A week later, Palmer helped USC to a 34-9 victory at Stanford, completing 19 of 26 passes for 203 yards and a touchdown, with one interception.

"I remember Cade two years ago, and I wasn't very impressed with him," says Husak, a junior from Long Beach and son of Loyola Marymount Athletic Director Bill Husak. "He made a lot of mistakes. . . . But you look at him now and he's doing things his team needs him to do to win. He's making plays and he's getting the ball to the right spot at the right time. . . .

"He's a winning quarterback. I think that's the biggest improvement over the three years that I've seen him play. When it comes down to crunch time is when he's at his best. He'll make the big play when they need it. That's probably his best attribute."

Palmer, for obvious reasons, isn't nearly as developed.

"Carson's sort of in the same boat that Cade was when he was younger," Husak says. "They're keeping the offense pretty simple for him, but what they're asking him to do, he's doing pretty well.

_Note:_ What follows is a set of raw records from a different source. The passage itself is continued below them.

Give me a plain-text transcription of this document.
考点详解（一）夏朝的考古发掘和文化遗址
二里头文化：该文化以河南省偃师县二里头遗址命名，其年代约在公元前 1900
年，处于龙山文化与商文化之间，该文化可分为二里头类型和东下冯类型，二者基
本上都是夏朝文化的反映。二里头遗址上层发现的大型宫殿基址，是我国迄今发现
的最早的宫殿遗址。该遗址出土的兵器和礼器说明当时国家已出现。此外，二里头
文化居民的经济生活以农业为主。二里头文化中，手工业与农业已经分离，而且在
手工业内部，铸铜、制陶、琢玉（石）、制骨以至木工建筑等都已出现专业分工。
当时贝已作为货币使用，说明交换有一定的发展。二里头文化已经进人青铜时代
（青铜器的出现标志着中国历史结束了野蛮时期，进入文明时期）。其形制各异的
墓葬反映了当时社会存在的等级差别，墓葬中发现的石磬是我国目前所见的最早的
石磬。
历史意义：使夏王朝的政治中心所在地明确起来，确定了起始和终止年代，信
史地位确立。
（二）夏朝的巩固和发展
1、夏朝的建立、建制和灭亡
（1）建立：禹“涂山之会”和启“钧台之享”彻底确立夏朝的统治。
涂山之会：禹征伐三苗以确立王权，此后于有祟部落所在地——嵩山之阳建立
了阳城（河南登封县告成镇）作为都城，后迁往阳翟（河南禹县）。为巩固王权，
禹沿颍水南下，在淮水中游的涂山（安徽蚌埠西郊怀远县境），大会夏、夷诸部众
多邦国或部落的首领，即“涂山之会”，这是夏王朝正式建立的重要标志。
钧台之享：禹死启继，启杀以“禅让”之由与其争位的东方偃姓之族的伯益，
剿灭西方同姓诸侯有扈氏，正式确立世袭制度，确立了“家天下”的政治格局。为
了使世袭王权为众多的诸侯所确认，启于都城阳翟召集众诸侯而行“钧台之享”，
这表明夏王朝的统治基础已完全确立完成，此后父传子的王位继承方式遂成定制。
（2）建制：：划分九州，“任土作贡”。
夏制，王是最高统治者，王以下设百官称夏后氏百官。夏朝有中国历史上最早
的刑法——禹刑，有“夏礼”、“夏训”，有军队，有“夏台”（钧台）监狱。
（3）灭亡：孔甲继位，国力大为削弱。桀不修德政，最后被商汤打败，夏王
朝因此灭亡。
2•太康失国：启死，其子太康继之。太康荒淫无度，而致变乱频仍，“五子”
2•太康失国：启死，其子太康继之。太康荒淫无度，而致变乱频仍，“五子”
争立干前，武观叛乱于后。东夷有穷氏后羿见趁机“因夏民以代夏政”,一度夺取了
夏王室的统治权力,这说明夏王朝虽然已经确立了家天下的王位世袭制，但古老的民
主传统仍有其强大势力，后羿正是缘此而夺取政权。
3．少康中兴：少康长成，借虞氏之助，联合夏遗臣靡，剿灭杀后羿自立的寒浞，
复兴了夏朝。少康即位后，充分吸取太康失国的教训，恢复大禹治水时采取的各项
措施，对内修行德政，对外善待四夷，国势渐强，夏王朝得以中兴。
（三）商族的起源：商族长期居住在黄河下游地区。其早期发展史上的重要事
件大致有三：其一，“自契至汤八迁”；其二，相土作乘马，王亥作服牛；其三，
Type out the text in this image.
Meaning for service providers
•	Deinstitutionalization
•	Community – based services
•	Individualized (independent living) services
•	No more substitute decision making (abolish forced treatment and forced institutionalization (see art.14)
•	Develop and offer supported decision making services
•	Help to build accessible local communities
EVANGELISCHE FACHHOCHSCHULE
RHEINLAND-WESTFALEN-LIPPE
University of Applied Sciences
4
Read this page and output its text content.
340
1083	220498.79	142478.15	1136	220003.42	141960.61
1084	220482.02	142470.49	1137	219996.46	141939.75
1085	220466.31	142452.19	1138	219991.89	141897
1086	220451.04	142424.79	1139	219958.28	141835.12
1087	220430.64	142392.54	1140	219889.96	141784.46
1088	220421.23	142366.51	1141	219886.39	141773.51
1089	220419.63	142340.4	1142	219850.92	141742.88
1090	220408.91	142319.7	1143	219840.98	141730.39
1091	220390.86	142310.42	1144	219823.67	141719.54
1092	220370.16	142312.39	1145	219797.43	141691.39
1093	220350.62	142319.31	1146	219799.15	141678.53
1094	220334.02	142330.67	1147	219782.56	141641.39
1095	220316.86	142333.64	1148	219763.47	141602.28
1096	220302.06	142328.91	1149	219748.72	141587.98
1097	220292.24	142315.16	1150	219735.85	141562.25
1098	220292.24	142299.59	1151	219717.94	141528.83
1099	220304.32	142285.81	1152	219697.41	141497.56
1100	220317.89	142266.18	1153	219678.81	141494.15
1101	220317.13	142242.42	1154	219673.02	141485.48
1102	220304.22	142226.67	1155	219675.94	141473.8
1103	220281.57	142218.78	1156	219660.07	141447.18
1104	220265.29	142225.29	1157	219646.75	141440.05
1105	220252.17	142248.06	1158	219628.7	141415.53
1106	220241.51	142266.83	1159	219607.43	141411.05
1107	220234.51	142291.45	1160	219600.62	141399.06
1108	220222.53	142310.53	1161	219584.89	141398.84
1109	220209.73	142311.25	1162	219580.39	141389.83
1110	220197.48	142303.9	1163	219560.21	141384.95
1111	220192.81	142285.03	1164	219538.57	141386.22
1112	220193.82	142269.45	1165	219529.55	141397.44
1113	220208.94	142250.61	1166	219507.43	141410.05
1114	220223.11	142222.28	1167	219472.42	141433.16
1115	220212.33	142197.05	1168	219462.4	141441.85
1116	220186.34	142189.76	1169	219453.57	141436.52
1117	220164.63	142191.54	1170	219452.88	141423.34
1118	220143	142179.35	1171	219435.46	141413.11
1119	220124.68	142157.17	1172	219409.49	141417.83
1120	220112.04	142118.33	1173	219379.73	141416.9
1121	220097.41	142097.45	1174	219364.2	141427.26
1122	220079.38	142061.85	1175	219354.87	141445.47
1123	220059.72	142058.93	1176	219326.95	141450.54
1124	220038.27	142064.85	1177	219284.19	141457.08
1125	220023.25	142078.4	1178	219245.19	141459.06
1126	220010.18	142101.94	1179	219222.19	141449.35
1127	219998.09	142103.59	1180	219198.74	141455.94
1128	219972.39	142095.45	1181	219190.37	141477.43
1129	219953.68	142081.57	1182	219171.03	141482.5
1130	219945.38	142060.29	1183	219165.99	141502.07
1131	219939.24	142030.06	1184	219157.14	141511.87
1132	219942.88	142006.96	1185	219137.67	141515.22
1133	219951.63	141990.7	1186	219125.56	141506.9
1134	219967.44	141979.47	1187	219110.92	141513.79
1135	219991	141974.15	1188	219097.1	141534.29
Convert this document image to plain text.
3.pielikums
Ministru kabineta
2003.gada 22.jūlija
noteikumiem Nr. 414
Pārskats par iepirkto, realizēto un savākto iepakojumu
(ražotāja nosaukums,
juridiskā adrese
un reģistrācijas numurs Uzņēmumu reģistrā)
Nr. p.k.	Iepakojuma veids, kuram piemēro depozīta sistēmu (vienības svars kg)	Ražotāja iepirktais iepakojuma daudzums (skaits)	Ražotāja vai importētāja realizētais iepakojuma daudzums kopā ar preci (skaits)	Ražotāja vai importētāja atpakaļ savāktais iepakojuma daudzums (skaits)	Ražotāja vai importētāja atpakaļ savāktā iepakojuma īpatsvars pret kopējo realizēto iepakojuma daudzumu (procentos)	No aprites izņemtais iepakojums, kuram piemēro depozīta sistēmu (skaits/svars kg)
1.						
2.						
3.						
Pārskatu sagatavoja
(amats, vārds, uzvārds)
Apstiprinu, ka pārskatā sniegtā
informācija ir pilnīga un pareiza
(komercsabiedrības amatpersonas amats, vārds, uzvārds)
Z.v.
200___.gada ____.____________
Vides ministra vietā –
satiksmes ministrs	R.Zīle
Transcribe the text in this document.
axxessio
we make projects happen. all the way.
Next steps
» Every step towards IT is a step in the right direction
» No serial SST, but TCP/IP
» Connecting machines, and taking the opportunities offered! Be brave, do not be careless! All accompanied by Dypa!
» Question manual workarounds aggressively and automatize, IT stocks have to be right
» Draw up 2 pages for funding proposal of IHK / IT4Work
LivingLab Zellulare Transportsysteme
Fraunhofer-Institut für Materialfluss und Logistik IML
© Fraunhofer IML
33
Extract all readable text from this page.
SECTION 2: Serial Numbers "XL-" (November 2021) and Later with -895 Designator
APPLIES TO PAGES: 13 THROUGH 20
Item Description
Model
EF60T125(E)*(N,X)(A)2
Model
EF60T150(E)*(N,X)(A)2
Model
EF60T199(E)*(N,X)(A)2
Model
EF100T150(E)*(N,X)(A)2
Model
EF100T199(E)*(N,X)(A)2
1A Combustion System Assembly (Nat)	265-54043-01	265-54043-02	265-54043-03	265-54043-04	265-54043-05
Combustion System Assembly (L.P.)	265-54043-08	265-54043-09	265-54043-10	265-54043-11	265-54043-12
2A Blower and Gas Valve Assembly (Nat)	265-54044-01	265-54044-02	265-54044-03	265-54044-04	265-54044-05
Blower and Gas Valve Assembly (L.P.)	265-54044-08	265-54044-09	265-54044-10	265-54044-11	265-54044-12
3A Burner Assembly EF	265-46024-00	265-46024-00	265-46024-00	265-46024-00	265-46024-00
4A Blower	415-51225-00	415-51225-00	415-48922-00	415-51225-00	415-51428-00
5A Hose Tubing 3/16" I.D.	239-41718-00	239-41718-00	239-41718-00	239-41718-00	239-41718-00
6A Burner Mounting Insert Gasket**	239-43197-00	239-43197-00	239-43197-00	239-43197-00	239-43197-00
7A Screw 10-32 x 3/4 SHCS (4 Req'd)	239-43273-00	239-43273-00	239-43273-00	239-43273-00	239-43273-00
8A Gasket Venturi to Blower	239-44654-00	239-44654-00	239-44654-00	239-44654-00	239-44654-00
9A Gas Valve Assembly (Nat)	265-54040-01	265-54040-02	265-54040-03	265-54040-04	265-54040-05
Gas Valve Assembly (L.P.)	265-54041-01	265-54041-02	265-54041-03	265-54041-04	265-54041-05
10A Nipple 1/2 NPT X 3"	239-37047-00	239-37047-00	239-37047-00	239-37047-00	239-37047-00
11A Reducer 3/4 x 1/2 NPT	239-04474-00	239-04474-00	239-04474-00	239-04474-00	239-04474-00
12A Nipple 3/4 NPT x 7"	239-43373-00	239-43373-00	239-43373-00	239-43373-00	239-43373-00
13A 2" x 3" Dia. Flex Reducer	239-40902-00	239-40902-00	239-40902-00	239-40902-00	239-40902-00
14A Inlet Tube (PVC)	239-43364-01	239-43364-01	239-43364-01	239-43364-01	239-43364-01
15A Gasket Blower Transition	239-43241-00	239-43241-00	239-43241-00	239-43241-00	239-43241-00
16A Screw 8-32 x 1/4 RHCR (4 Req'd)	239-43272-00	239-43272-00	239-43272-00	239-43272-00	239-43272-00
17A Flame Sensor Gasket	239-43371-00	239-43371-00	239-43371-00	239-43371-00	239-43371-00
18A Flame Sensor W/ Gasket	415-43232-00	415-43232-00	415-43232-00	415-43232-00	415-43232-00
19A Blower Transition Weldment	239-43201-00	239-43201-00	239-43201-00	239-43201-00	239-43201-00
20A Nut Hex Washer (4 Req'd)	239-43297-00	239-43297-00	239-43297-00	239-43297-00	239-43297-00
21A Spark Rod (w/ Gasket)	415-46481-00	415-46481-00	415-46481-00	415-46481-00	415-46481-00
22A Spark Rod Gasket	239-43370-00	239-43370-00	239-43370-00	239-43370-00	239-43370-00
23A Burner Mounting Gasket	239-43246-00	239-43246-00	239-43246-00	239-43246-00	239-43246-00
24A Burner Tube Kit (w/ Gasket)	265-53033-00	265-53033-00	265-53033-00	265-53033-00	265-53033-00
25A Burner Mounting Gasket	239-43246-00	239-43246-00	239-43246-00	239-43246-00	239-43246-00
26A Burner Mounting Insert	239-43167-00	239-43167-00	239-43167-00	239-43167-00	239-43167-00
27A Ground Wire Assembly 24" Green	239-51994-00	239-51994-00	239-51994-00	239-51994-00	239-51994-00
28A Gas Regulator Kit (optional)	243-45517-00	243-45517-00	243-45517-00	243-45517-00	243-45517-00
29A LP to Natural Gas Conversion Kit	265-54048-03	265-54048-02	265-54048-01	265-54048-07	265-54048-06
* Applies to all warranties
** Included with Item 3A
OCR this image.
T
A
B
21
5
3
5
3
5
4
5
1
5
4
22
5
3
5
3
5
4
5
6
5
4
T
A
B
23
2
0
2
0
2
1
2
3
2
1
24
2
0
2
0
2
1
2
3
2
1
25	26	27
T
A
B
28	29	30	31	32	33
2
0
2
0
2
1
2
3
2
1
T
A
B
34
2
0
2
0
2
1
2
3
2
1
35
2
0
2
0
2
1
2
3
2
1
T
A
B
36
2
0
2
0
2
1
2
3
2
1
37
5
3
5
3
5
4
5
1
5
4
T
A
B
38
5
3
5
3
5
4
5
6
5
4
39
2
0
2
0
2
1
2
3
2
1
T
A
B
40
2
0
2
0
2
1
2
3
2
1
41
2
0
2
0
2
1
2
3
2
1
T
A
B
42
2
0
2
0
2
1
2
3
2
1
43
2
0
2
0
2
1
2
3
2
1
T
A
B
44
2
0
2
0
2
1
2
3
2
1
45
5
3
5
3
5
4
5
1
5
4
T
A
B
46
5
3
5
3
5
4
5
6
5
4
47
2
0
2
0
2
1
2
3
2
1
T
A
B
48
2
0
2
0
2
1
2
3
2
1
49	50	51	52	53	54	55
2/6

And there's a lot to be said for that, coming in as a true freshman and playing as well as he has.

"Any time you're able to come in and play as a true freshman in the Pac-10, especially at quarterback--that's impressive."

UCLA and USC look for different things from their quarterbacks, Husak and Spragan say.

"At UCLA, Cade's pretty much asked to make the big plays," Husak says. "At USC, they're not really asking Palmer to do that. The expectations aren't as high. There's not nearly as much pressure on him, which is good for a young quarterback."

Says Spragan: "USC has so many weapons. I think Palmer probably has more weapons than anybody in the Pac-10, with R. Jay Soward, Billy Miller, Larry Parker and Chad Morton. All he has to do, really, is put the ball where they can make plays. His job is a little easier than Cade's."

But that's not meant as a knock on Palmer's ability.

"He's not as good as Cade McNown is right now," Spragan says, "but I think he'll be better [in the long run]. He has more gifts."

But for now . . .

"They're both great players," says Spragan, "but you're comparing a senior quarterback to a freshman quarterback. And you can tell [by their performance] that Cade McNown is a senior quarterback and that Carson Palmer is a freshman quarterback."

(BEGIN TEXT OF INFOBOX / INFOGRAPHIC)

Stanford Quarterback Todd Husak Weighs In:

On Cade McNown

"He's a winning quarterback. I think that's the biggest improvement over the three years that I've seen him play. When it comes down to crunch time is when he's at his best. He'll make the big play when they need it. That's probably his best attribute."

*

On Carson Palmer

"Carson's sort of in the same boat that Cade was when he was younger. They're keeping the offense pretty simple for him, but what they're asking him to do, he's doing pretty well. And there's a lot to be said for that, coming in as a true freshman and playing as well as he has."